Dutch girls outperform boys in secondary and higher education, according to recent figures released by Statistics Netherlands. On 1 January 2014, the population in the Netherlands included 2.5 million boys and 2.4 million girls under the age of 25. More boys than girls require support in education. Nearly three times as many boys as girls attend special education schools.
Behavioural end educational problems occur more frequently among boys. As a result, boys are more likely to repeat a year at school or drop out. Last year, 1 in every 10 young men in the age category 18-24 did not have a starter qualification, versus nearly 7 percent of their female peers.
Based on the results of the Cito exam, boys and girls perform equally well in primary education. In secondary education, however, more girls than boys attend higher general secondary education (havo) or pre-university education (vwo).
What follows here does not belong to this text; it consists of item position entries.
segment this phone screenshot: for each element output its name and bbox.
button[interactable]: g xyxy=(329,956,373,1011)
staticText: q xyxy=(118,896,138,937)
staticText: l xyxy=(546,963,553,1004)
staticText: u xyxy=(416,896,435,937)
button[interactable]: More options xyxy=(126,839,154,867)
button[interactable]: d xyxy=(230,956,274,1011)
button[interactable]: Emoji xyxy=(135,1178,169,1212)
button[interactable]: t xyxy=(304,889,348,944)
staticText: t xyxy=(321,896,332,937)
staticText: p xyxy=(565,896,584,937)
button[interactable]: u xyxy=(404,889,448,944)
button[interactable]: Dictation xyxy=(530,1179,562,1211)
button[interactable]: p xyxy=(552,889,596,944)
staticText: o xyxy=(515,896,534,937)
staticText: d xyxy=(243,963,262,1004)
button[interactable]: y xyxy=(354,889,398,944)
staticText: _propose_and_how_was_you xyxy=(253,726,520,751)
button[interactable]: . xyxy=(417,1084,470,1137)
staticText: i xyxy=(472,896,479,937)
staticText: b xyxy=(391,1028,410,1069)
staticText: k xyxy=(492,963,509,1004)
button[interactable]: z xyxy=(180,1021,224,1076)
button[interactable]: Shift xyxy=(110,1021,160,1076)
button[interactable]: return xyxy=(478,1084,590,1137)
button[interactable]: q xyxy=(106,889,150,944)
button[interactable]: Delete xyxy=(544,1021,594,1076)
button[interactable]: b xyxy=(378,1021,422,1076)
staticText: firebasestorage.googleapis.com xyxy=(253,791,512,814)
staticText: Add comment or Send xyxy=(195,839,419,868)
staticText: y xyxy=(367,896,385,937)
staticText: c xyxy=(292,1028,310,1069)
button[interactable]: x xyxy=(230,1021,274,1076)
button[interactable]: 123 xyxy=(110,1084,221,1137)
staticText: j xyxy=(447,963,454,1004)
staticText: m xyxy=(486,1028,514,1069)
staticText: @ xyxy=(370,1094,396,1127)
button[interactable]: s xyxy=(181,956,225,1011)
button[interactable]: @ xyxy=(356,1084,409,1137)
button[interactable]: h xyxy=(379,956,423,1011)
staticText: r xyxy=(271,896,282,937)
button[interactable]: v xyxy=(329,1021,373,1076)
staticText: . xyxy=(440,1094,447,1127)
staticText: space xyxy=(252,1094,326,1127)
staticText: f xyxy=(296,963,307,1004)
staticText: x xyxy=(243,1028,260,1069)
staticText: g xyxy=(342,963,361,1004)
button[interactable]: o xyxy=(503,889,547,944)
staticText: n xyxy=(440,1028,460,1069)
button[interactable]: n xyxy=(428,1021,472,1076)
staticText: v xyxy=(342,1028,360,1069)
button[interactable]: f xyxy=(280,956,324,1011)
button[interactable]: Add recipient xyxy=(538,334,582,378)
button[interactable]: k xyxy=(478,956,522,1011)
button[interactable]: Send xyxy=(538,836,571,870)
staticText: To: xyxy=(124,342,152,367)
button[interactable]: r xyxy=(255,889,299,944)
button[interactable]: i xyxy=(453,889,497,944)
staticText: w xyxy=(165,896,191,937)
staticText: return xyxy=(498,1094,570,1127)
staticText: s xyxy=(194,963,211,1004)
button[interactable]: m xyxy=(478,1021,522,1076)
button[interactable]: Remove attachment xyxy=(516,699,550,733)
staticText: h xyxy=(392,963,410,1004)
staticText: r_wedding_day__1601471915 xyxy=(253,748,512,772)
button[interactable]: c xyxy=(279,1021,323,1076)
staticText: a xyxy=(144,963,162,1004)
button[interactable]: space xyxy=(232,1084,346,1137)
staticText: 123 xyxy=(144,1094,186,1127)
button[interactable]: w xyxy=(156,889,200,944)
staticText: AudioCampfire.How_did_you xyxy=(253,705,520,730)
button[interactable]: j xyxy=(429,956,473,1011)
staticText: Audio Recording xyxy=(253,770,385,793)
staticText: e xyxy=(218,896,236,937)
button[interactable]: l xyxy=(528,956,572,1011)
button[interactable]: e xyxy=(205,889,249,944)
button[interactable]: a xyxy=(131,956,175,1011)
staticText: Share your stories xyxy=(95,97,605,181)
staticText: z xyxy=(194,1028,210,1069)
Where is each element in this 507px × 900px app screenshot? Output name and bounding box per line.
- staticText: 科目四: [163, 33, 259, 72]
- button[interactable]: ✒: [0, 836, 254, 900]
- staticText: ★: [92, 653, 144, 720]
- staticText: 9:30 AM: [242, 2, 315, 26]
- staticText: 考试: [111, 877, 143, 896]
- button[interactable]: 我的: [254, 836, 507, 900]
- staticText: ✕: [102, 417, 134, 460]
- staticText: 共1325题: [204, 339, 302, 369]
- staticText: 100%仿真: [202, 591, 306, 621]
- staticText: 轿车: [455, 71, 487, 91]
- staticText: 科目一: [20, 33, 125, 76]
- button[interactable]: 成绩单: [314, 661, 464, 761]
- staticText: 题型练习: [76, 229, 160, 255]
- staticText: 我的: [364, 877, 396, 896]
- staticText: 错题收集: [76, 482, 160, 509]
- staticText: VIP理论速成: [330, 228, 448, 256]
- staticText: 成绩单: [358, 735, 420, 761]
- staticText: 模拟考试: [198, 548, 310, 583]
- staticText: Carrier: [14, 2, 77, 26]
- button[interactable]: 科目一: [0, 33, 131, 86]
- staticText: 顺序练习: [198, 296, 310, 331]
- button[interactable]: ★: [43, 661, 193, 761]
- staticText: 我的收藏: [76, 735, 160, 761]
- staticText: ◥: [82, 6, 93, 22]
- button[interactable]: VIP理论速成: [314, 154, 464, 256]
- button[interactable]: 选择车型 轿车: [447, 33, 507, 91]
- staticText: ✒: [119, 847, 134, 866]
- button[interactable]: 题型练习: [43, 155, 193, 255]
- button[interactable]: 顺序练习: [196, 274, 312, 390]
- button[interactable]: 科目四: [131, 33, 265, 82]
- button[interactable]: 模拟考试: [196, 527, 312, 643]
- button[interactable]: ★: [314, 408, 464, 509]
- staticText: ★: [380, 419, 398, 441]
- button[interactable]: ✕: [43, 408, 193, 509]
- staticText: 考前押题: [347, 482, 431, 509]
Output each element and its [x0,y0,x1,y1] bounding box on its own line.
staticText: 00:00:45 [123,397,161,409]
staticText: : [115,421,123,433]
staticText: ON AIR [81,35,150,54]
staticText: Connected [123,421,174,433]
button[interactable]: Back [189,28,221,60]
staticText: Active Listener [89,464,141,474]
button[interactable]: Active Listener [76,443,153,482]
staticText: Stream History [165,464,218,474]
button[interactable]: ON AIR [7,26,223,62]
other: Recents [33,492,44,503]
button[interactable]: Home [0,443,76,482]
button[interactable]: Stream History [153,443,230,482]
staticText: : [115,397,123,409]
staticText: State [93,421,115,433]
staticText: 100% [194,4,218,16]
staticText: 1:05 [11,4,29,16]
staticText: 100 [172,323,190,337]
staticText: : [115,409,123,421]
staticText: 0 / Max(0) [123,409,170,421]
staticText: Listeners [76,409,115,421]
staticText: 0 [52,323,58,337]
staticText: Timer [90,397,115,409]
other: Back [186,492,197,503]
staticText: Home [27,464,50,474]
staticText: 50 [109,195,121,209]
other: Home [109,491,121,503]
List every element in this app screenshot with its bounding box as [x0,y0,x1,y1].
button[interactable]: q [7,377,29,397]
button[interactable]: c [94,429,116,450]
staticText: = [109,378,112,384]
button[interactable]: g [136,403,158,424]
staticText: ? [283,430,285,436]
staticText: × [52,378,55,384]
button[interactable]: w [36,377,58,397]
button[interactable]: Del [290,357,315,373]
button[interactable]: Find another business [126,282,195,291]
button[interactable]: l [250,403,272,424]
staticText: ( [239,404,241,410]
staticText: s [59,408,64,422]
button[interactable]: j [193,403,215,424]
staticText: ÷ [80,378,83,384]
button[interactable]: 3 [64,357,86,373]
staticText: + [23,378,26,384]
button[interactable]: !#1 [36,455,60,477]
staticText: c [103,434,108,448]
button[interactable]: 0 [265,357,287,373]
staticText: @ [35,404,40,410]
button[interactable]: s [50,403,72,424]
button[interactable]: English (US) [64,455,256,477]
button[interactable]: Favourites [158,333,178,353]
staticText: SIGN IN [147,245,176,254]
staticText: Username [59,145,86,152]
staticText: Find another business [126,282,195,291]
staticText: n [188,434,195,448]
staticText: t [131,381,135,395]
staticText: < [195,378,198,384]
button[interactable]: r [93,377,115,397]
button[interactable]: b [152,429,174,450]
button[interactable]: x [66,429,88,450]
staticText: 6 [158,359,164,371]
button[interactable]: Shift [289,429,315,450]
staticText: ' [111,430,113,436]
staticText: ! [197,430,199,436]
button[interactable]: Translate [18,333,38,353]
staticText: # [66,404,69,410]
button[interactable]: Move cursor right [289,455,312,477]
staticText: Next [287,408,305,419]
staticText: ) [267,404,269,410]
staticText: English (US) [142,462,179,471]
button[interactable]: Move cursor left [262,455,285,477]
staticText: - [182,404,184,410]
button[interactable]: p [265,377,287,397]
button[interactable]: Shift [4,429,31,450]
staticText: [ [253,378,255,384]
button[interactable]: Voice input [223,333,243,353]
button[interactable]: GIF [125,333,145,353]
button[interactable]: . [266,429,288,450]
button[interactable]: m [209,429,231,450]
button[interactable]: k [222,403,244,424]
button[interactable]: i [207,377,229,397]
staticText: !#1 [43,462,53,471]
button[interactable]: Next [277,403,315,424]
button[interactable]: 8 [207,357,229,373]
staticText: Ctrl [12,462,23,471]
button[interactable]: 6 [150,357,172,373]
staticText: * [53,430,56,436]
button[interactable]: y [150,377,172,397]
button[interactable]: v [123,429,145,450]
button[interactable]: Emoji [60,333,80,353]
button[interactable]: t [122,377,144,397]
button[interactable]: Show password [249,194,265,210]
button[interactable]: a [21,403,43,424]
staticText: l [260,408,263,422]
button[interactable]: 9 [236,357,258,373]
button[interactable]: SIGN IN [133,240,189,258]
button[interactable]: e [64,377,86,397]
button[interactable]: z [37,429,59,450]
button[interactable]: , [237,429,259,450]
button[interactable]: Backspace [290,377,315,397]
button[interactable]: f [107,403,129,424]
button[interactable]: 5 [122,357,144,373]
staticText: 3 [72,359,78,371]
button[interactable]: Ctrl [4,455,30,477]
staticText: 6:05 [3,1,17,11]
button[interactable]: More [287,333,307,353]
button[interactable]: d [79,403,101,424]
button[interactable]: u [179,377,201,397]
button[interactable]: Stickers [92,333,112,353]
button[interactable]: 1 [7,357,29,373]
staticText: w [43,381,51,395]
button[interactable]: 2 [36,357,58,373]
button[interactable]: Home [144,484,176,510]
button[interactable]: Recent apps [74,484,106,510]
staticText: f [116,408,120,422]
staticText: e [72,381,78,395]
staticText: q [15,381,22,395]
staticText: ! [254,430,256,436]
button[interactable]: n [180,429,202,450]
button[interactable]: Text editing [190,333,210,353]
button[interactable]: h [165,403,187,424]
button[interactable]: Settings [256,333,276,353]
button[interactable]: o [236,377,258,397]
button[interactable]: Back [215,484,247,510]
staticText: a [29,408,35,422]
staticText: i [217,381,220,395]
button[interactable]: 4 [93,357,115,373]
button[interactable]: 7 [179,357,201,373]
Subsequently, girls also constitute a majority in higher vocational education (hbo) and university (wo) and they also graduate faster.
More girls opt for scientific studies
Typically, young boys are better at arithmetic while girls are better at languages. This phenomenon is corroborated by the Cito test results. Boys perform better in arithmetic maths and girls have better linguistic skills. During and after the secondary-school period, boys more often opt for science-related subjects. The interest in science has grown among girls in the Netherlands in recent years but is still relatively small compared to other European countries.